While at the moment, digital “sampling” is the most popular and widely used form of mimicking instruments, especially in the world of film and TV scoring, look for the VL1, which has a $ 6,000 price tag, to become the standard against which all other synths will be compared.
MUSIC ON-LINE: While last week we talked about problems faced by composers and music publishers, who are seeing their work downloaded on electronic databases without receiving royalty payments, a new on-line system is about to launch that will operate within the guidelines of the copyright laws.
Synchronizity Inc., a Santa Clarita-based music service, in association with Positive Prods. Inc., has developed a database system that gives music users the ability to search for available songs and master recordings based on a wide variety of criteria.
Called InSync, the service will provide an electronic marketplace that will allow standard business practices in the music industry to be efficiently conducted. The roll-out of the system will occur in several phases.
Phase one will include information on songs such as composers, copyright information and U.S. chart positions. Phase two will include the availability of copyright ownership information and phase three will consist of 30-second audio samples of music.
CINEON TO EUROPE: Kodak executives and technicians will be dusting off their passports as the Moving Picture Company announced that it will install a Kodak Cineon digital film workstation at the company’s headquarters in London, marking the first installation of a Cineon at a European post-production facility.

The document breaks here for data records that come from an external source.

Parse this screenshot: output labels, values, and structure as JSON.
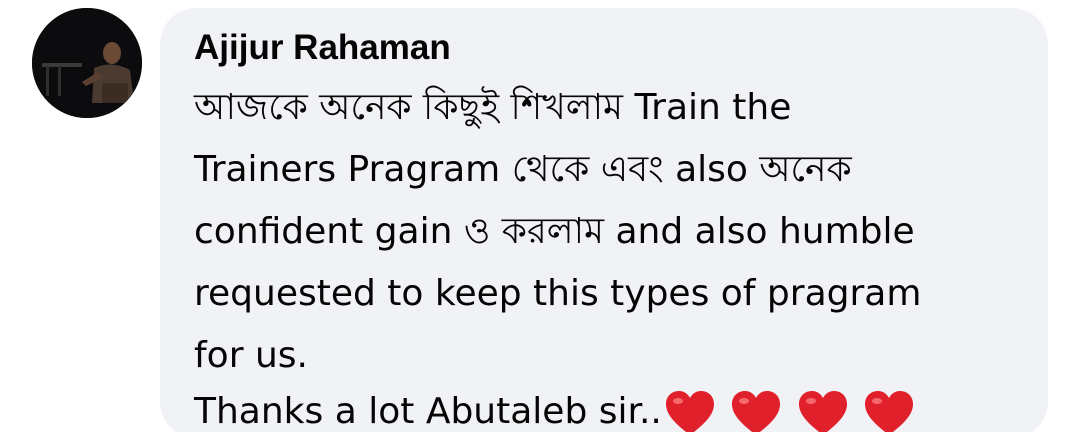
{
  "comment": {
    "author": "Ajijur Rahaman",
    "lines": [
      "আজকে অনেক কিছুই শিখলাম Train the",
      "Trainers Pragram থেকে এবং also অনেক",
      "confident gain ও করলাম and also humble",
      "requested to keep this types of pragram",
      "for us.",
      "Thanks a lot Abutaleb sir.."
    ],
    "reaction_icons": [
      "heart-emoji",
      "heart-emoji",
      "heart-emoji",
      "heart-emoji"
    ]
  },
  "colors": {
    "bubble": "#f0f2f5",
    "text": "#050505",
    "heart": "#e0202a"
  }
}
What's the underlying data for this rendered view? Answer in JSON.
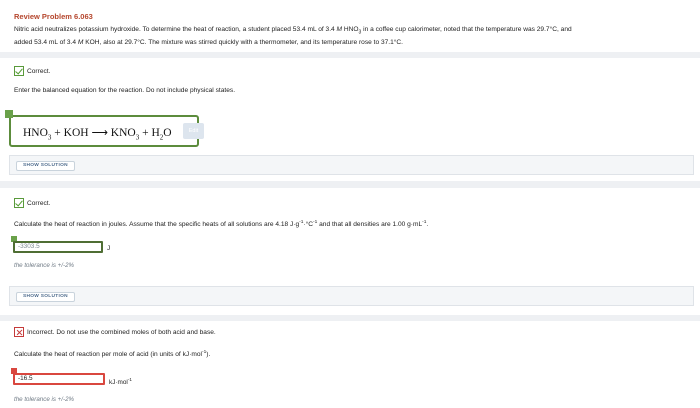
{
  "problem": {
    "title": "Review Problem 6.063",
    "statement_line1_a": "Nitric acid neutralizes potassium hydroxide. To determine the heat of reaction, a student placed 53.4 mL of 3.4 ",
    "statement_line1_m": "M",
    "statement_line1_b": " HNO",
    "statement_line1_sub": "3",
    "statement_line1_c": " in a coffee cup calorimeter, noted that the temperature was 29.7°C, and",
    "statement_line2_a": "added 53.4 mL of 3.4 ",
    "statement_line2_m": "M",
    "statement_line2_b": " KOH, also at 29.7°C. The mixture was stirred quickly with a thermometer, and its temperature rose to 37.1°C."
  },
  "part1": {
    "status": "Correct.",
    "prompt": "Enter the balanced equation for the reaction. Do not include physical states.",
    "eq_hno": "HNO",
    "eq_3a": "3",
    "eq_mid": " + KOH ⟶ KNO",
    "eq_3b": "3",
    "eq_h": " + H",
    "eq_2": "2",
    "eq_o": "O",
    "edit_label": "Edit",
    "solution_label": "SHOW SOLUTION"
  },
  "part2": {
    "status": "Correct.",
    "prompt_a": "Calculate the heat of reaction in joules. Assume that the specific heats of all solutions are 4.18 J·g",
    "prompt_sup1": "-1",
    "prompt_b": "·°C",
    "prompt_sup2": "-1",
    "prompt_c": " and that all densities are 1.00 g·mL",
    "prompt_sup3": "-1",
    "prompt_d": ".",
    "answer": "-3303.5",
    "unit": "J",
    "tolerance": "the tolerance is +/-2%",
    "solution_label": "SHOW SOLUTION"
  },
  "part3": {
    "status": "Incorrect.  Do not use the combined moles of both acid and base.",
    "prompt_a": "Calculate the heat of reaction per mole of acid (in units of kJ·mol",
    "prompt_sup": "-1",
    "prompt_b": ").",
    "answer": "-16.5",
    "unit": "kJ·mol",
    "unit_sup": "-1",
    "tolerance": "the tolerance is +/-2%"
  }
}
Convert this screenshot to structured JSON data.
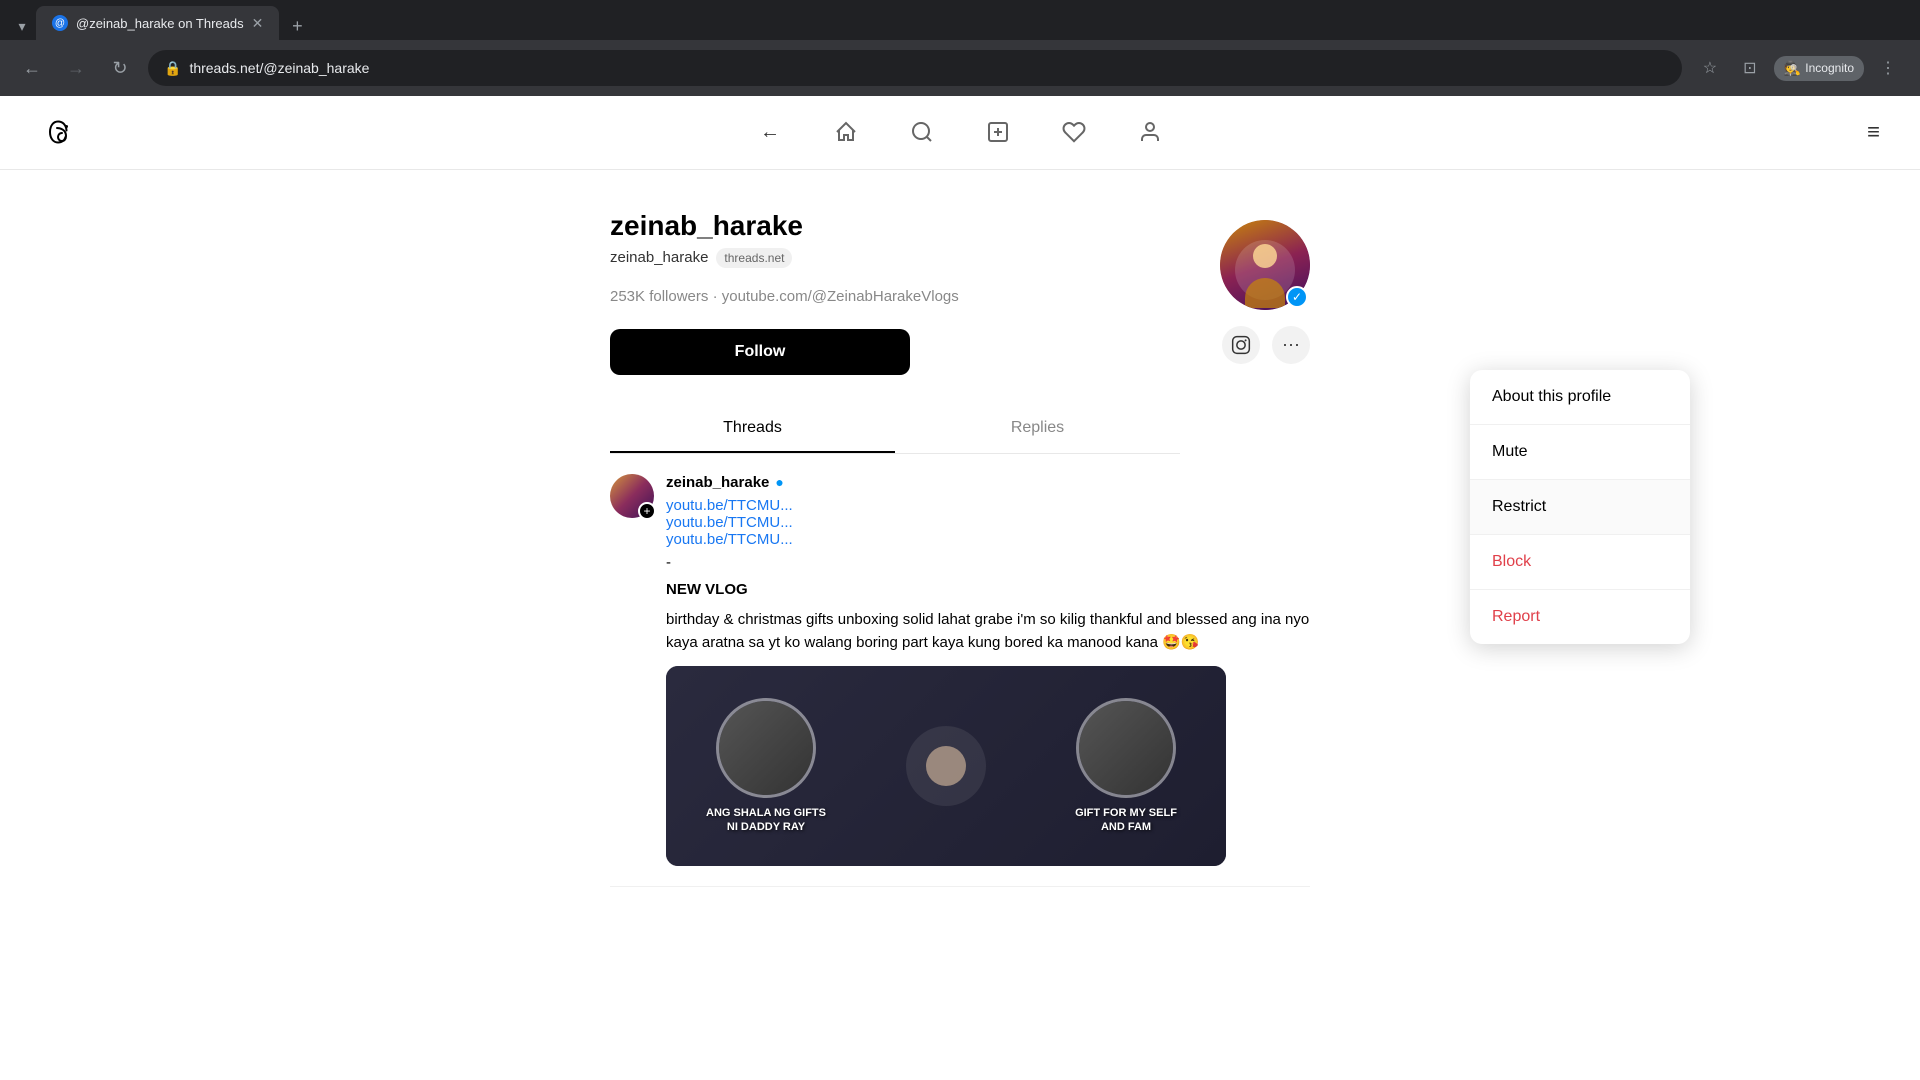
{
  "browser": {
    "tab": {
      "favicon": "@",
      "title": "@zeinab_harake on Threads",
      "close_icon": "✕"
    },
    "new_tab_icon": "+",
    "nav": {
      "back_icon": "←",
      "forward_icon": "→",
      "reload_icon": "↻",
      "url": "threads.net/@zeinab_harake",
      "bookmark_icon": "☆",
      "profile_icon": "⊡",
      "incognito_label": "Incognito",
      "incognito_icon": "🕵",
      "more_icon": "⋮"
    }
  },
  "threads_nav": {
    "back_icon": "←",
    "home_icon": "⌂",
    "search_icon": "🔍",
    "compose_icon": "✏",
    "heart_icon": "♡",
    "profile_icon": "👤",
    "menu_icon": "≡"
  },
  "profile": {
    "username": "zeinab_harake",
    "handle": "zeinab_harake",
    "domain_badge": "threads.net",
    "followers": "253K followers",
    "separator": "·",
    "youtube": "youtube.com/@ZeinabHarakeVlogs",
    "follow_label": "Follow",
    "tabs": [
      {
        "label": "Threads",
        "active": true
      },
      {
        "label": "Replies",
        "active": false
      }
    ],
    "verified": true,
    "social_links": {
      "instagram_icon": "📷",
      "more_icon": "⋯"
    }
  },
  "dropdown": {
    "items": [
      {
        "label": "About this profile",
        "danger": false
      },
      {
        "label": "Mute",
        "danger": false
      },
      {
        "label": "Restrict",
        "danger": false,
        "hovered": true
      },
      {
        "label": "Block",
        "danger": true
      },
      {
        "label": "Report",
        "danger": true
      }
    ]
  },
  "post": {
    "username": "zeinab_harake",
    "verified": true,
    "links": [
      "youtu.be/TTCMU...",
      "youtu.be/TTCMU...",
      "youtu.be/TTCMU..."
    ],
    "separator": "-",
    "title": "NEW VLOG",
    "body": "birthday & christmas gifts unboxing solid lahat grabe i'm so kilig thankful and blessed ang ina nyo kaya aratna sa yt ko walang boring part kaya kung bored ka manood kana 🤩😘",
    "image_labels": [
      "ANG SHALA NG GIFTS NI DADDY RAY",
      "GIFT FOR MY SELF AND FAM"
    ]
  }
}
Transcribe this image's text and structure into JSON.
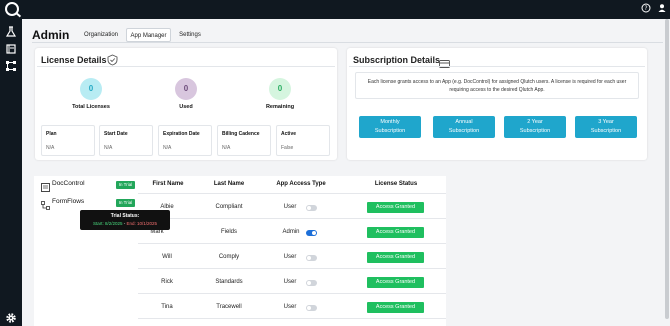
{
  "header": {
    "title": "Admin"
  },
  "tabs": [
    {
      "label": "Organization",
      "active": false
    },
    {
      "label": "App Manager",
      "active": true
    },
    {
      "label": "Settings",
      "active": false
    }
  ],
  "license": {
    "title": "License Details",
    "stats": [
      {
        "label": "Total Licenses",
        "value": "0",
        "bg": "#b8ecf3",
        "fg": "#24a9c4"
      },
      {
        "label": "Used",
        "value": "0",
        "bg": "#d8c6de",
        "fg": "#6e4d7c"
      },
      {
        "label": "Remaining",
        "value": "0",
        "bg": "#d5f5df",
        "fg": "#2bae63"
      }
    ],
    "info": [
      {
        "label": "Plan",
        "value": "N/A"
      },
      {
        "label": "Start Date",
        "value": "N/A"
      },
      {
        "label": "Expiration Date",
        "value": "N/A"
      },
      {
        "label": "Billing Cadence",
        "value": "N/A"
      },
      {
        "label": "Active",
        "value": "False"
      }
    ]
  },
  "subscription": {
    "title": "Subscription Details",
    "description": "Each license grants access to an App (e.g. DocControl) for assigned Qlutch users. A license is required for each user requiring access to the desired Qlutch App.",
    "buttons": [
      {
        "line1": "Monthly",
        "line2": "Subscription"
      },
      {
        "line1": "Annual",
        "line2": "Subscription"
      },
      {
        "line1": "2 Year",
        "line2": "Subscription"
      },
      {
        "line1": "3 Year",
        "line2": "Subscription"
      }
    ]
  },
  "apps": [
    {
      "name": "DocControl",
      "badge": "In Trial"
    },
    {
      "name": "FormFlows",
      "badge": "In Trial"
    }
  ],
  "tooltip": {
    "title": "Trial Status:",
    "start": "Start: 8/2/2025",
    "sep": "-",
    "end": "End: 10/1/2025"
  },
  "table": {
    "headers": [
      "First Name",
      "Last Name",
      "App Access Type",
      "License Status"
    ],
    "rows": [
      {
        "first": "Albie",
        "last": "Compliant",
        "access": "User",
        "admin": false,
        "status": "Access Granted"
      },
      {
        "first": "Mark",
        "last": "Fields",
        "access": "Admin",
        "admin": true,
        "status": "Access Granted"
      },
      {
        "first": "Will",
        "last": "Comply",
        "access": "User",
        "admin": false,
        "status": "Access Granted"
      },
      {
        "first": "Rick",
        "last": "Standards",
        "access": "User",
        "admin": false,
        "status": "Access Granted"
      },
      {
        "first": "Tina",
        "last": "Tracewell",
        "access": "User",
        "admin": false,
        "status": "Access Granted"
      }
    ]
  },
  "colors": {
    "accent": "#1fa6cc",
    "granted": "#1fbf5f",
    "trial": "#22a65a",
    "dark": "#101820"
  },
  "icons": [
    "logo-icon",
    "help-icon",
    "user-icon",
    "flask-icon",
    "library-icon",
    "workflow-icon",
    "settings-icon",
    "shield-check-icon",
    "credit-card-icon",
    "document-icon",
    "form-icon"
  ]
}
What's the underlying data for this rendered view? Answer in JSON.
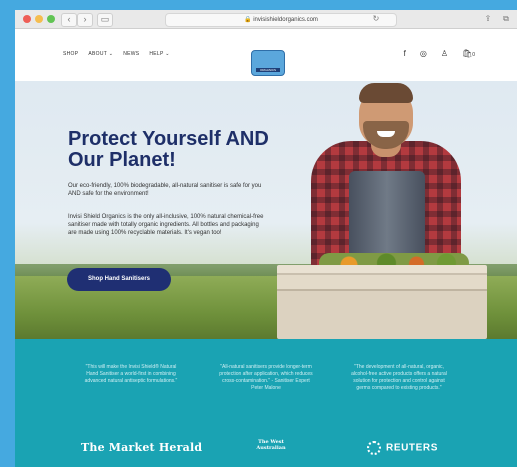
{
  "browser": {
    "url": "invisishieldorganics.com",
    "reload_icon": "reload-icon",
    "share_icon": "share-icon",
    "tabs_icon": "tabs-icon"
  },
  "nav": {
    "links": [
      {
        "label": "SHOP"
      },
      {
        "label": "ABOUT ⌄"
      },
      {
        "label": "NEWS"
      },
      {
        "label": "HELP ⌄"
      }
    ],
    "logo_text": "ORGANICS",
    "icons": [
      "facebook-icon",
      "instagram-icon",
      "account-icon",
      "cart-icon"
    ],
    "cart_count": "0"
  },
  "hero": {
    "title": "Protect Yourself AND Our Planet!",
    "para1": "Our eco-friendly, 100% biodegradable, all-natural sanitiser is safe for you AND safe for the environment!",
    "para2": "Invisi Shield Organics is the only all-inclusive, 100% natural chemical-free sanitiser made with totally organic ingredients. All bottles and packaging are made using 100% recyclable materials. It's vegan too!",
    "cta_label": "Shop Hand Sanitisers"
  },
  "press": {
    "quotes": [
      "\"This will make the Invisi Shield® Natural Hand Sanitiser a world-first in combining advanced natural antiseptic formulations.\"",
      "\"All-natural sanitisers provide longer-term protection after application, which reduces cross-contamination.\" - Sanitiser Expert Peter Malone",
      "\"The development of all-natural, organic, alcohol-free active products offers a natural solution for protection and control against germs compared to existing products.\""
    ],
    "publications": [
      "The Market Herald",
      "The West Australian",
      "REUTERS"
    ]
  },
  "colors": {
    "background": "#45a9e0",
    "navy": "#1f2f73",
    "teal": "#1aa3b3"
  }
}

The Moving Picture Company, which also maintains facilities at Raleigh Studios in Hollywood, produces commercials and provides state-of-the-art digital post-production services for films and TV.
The Moving Picture Company’s Cineon workstation installation will be based on a Silicon Graphics Onyx computer with eight CPUs, 48 gigabyte disk storage, an Ampex DST data tape recorder and Cineon color-calibrated monitors.
According to Kodak officials, this is the third major post-production facility to install components of the Cineon system since it was introduced last August. The other two are in Los Angeles — at Pixel Magic and the Post Group.